Further, it requires SNMP compatibility on any devices to be monitored and managed, or at least an agent configured to middle-man the SNMP data, although that's fairly commonplace in this day and age of IT networking.
There are a slew of SNMP Monitoring Software and Tools in the marketplace that have become extremely popular as of lately and can further cut down your time of configuration and management! SNMP exists in several versions, from the earlier and less secure v1, to the more recent and strongly recommended v3, which offers far superior security configurations. By default SNMP functions over primarily two UDP ports – 161 for general messages and 162 for trap messages.
In regards to SNMP setup you begin with a manager – an authorized system setup specifically to poll SNMP data and gather it from agents. Agent systems obviously are then tasked with gathering and aggregating this data into an MIB – “management information base”. The manager and agent send queries and data back and forth, updating and polling as necessary, ultimately in order to hoard all the information for you to later peruse or run queries on.
It's also worth emphasizing that SNMP agents can sometimes even be configured to report information from devices which themselves cannot handle SNMP traffic, acting as a mediator of sorts and meaning that even SNMP incompatible devices aren't entirely left out in the cold.
One downside of earlier versions of SNMP, v1 and v2, is that security on it was relatively lax – it did have something called ‘community stringers', which are basically passwords of sorts included in the get requests that allowed for some level of authentication.
The problem is that many simply used vendor default strings and, up to v2 of SNMP, the strings were plain text, making them very easy to discern. Thankfully with v3 SNMP now supports a much better standard of security around community strings and obfuscates far more, thus allowing them to perform proper authentication!
The MIB is organized in a hierarchical fashion, which can be a little confusing at first glance without taking some time to understand precisely how the MIB is built and put together so that you better know how to then query and take it apart!
There are two different varieties of MIB – Scalar and Tabular. Scalar MIBs define a single object instance whereas the tabular counterpart define multiple related object instances in MIB tables. OIDs, also known as Object Identifiers, are essentially each smaller building block portion of a MIB. An OID uniquely identifies each object managed within an MIB hierarchy and its design makes it reasonably flexible for even proprietary needs.
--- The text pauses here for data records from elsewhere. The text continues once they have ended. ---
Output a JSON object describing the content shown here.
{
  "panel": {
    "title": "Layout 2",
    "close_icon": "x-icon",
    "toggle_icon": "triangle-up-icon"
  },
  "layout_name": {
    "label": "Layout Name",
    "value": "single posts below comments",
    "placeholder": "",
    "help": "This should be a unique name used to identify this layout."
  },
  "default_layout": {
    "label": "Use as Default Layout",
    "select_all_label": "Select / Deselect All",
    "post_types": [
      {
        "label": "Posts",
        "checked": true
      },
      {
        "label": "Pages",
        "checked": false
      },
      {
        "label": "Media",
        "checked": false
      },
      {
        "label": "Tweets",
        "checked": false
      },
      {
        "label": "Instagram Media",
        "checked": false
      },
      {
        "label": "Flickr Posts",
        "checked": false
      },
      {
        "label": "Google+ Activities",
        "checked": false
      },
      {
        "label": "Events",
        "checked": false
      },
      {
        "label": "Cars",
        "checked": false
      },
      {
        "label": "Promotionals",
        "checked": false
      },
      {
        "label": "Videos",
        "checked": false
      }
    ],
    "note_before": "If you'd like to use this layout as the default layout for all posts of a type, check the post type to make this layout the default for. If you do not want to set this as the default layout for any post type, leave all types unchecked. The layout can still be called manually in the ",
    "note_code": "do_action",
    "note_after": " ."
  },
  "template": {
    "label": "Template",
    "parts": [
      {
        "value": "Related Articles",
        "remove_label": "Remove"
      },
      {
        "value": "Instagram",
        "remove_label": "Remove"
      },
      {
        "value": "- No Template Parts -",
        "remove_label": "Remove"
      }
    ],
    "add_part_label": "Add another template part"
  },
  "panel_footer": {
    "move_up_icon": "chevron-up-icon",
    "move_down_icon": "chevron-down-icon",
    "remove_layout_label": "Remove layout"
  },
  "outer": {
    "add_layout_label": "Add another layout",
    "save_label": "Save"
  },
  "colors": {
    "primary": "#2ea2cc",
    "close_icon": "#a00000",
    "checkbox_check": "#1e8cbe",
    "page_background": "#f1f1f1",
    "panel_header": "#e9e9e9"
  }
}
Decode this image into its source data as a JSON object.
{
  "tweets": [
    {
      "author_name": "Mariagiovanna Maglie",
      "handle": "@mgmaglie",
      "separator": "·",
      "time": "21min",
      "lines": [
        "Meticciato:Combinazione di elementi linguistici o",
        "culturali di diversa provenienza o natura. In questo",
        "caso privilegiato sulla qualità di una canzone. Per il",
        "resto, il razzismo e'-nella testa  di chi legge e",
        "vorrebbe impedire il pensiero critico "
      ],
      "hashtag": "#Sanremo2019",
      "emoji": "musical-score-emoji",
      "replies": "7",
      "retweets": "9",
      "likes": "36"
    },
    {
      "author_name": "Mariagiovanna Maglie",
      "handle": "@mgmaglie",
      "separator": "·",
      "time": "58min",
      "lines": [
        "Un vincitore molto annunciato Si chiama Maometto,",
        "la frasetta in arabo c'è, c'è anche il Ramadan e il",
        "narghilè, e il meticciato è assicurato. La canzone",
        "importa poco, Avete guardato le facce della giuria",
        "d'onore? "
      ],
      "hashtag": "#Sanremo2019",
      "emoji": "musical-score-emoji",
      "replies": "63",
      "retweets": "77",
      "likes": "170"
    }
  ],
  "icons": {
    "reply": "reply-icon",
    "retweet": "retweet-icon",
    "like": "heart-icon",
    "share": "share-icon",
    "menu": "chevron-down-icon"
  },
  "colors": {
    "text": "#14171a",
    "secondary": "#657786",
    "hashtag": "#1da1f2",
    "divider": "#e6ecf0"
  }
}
The configuration of the server and client aspects of all this can get fairly confusing depending on the specific monitoring needs, and means that software options which help do the job of setup and configuration can really stand out.
The nice thing these days is that countless devices, which go well beyond just networking and routing, support SNMP – printers and even workstations themselves provide SNMP support and can give you an excellent extra angle of tracking and support for devices beyond just those used directly in your network traffic routing.
SNMP can monitor a wide range of Windows-specific services including WINS, DHCP, IIS, Microsoft's LAN Manager, Routing and Remote Access, IAS, and System monitor counters – of these, it can even configure and make adjustments to IAS, LAN Manager, and WINS.
Generally an SNMP agent and manager will utilize an array of relatively simple commands to communicate with one another, most of which are quite self explanatory – Get, GetNext, Set, GetBulk, Response, Trap, and Inform. The majority of those are easy to discern the functionality of just at a glance – Get is sent to request a value, and Response provides it.
GetNext does the same but for the next sequential object after the previous Get, rather than having to continually call Get after Get by proper identification number.
The only less obvious ones include Trap, which provide an unsolicited Response, generally to serve as an alert or heads up of an event or threshold, and Inform, which is essentially a response but specific to Traps to assure agents that it has been received, as they will continue sending Traps otherwise.
As mentioned above, the Trap/Inform pairing is the less ‘simple' aspect of the SNMP, though ultimately there's not a lot of complexity even here. Generally speaking, an agent only communicates to a manager when something is requested of it – generally via Get, GetNext, or GetBulk for the most part.
Sometimes, however, an agent needs to communicate unsolicited to the manager, for example if a manager is handling a large number of devices it may not make sense to force it to do all of the polling and gathering as it becomes downright impractical.
As a result, Traps can be used to essentially trigger polling from the manager to the agent and create a much more smooth SNMP interface setup. For all intents and purposes Trap and Inform work in the same way as Get and Response only that the initiation device is reversed – a manager gets and an agent Response's, while an agent Traps and a manager informs!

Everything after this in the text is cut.